Given the following list of presidents do a top ten word count in the smallest program possible:
INPUT FILE
Washington Washington Adams Jefferson Jefferson Madison Madison Monroe Monroe John Quincy Adams Jackson Jackson Van Buren Harrison DIES Tyler Polk Taylor DIES Fillmore Pierce Buchanan Lincoln Lincoln DIES Johnson Grant Grant Hayes Garfield DIES Arthur Cleveland Harrison Cleveland McKinley McKinley DIES Teddy Roosevelt Teddy Roosevelt Taft Wilson Wilson Harding Coolidge Hoover FDR FDR FDR FDR Dies Truman Truman Eisenhower Eisenhower Kennedy DIES Johnson Johnson Nixon Nixon ABDICATES Ford Carter Reagan Reagan Bush Clinton Clinton Bush Bush Obama
To start it off in bash 97 characters
cat input.txt | tr " " "\n" | tr -d "\t " | sed 's/^$//g' | sort | uniq -c | sort -n | tail -n 10
Output:
2 Nixon 2 Reagan 2 Roosevelt 2 Truman 2 Washington 2 Wilson 3 Bush 3 Johnson 4 FDR 7 DIES
Break ties as you see fit! Happy fourth!
For those of you who care more information on presidents can be found here.
A shorter shell version:
xargs -n1 < input.txt | sort | uniq -c | sort -nr | head
If you want case insensitive ranking, change uniq -c
into uniq -ci
.
Slightly shorter still, if you're happy about the rank being reversed and readability impaired by lack of spaces. This clocks in at 46 characters:
xargs -n1<input.txt|sort|uniq -c|sort -n|tail
(You could strip this down to 38 if you were allowed to rename the input file to simply "i" first.)

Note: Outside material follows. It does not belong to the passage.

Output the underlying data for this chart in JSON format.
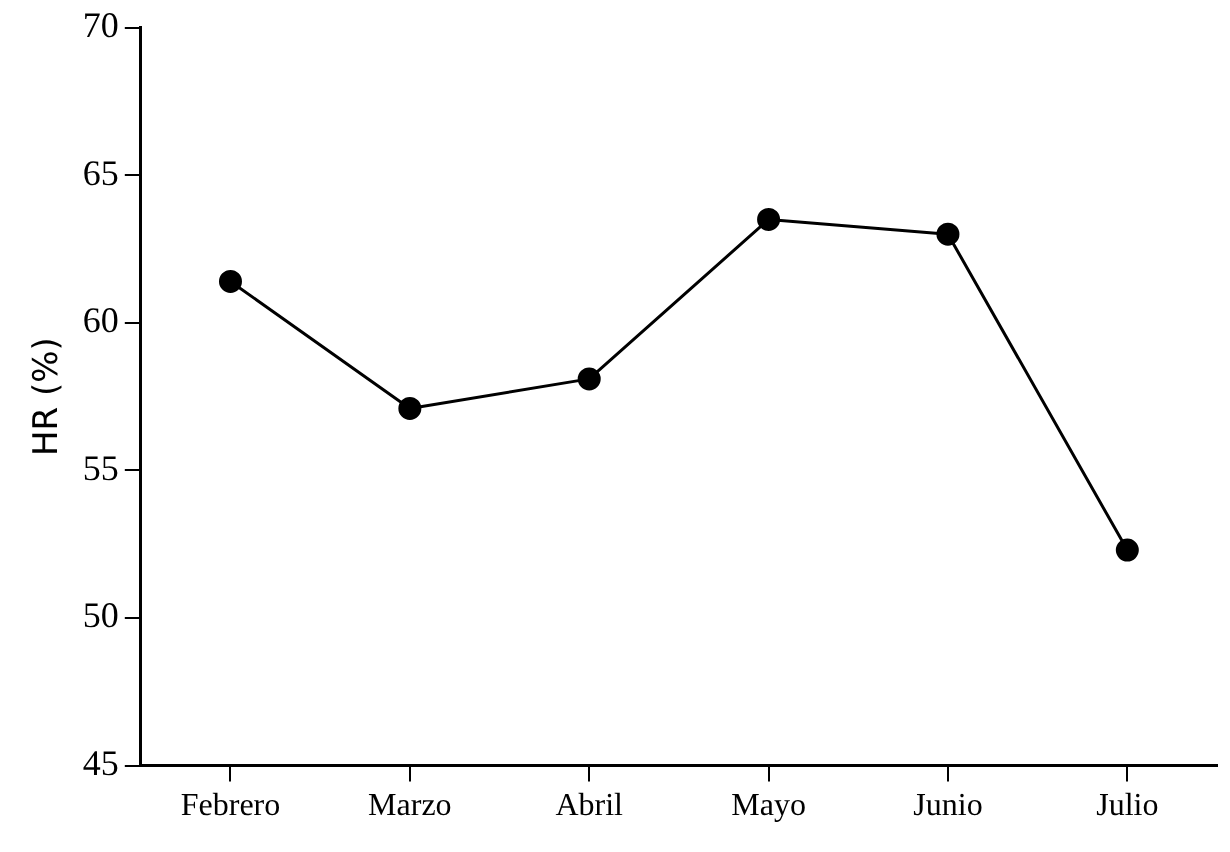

Observing that, in this special case, no word occur more than 9 times we can shave off 3 more characters by dropping the '-n' argument from the final sort:
xargs -n1<input.txt|sort|uniq -c|sort|tail
That takes this solution down to 43 characters without renaming the input file. (Or 35, if you do.)
Using xargs -n1
to split the file into one word on each line is preferable to the tr \ \\n
solution, as that creates lots of blank lines. This means that the solution is not correct, because it misses out Nixon and shows a blank string showing up 256 times. However, a blank string is not a "word".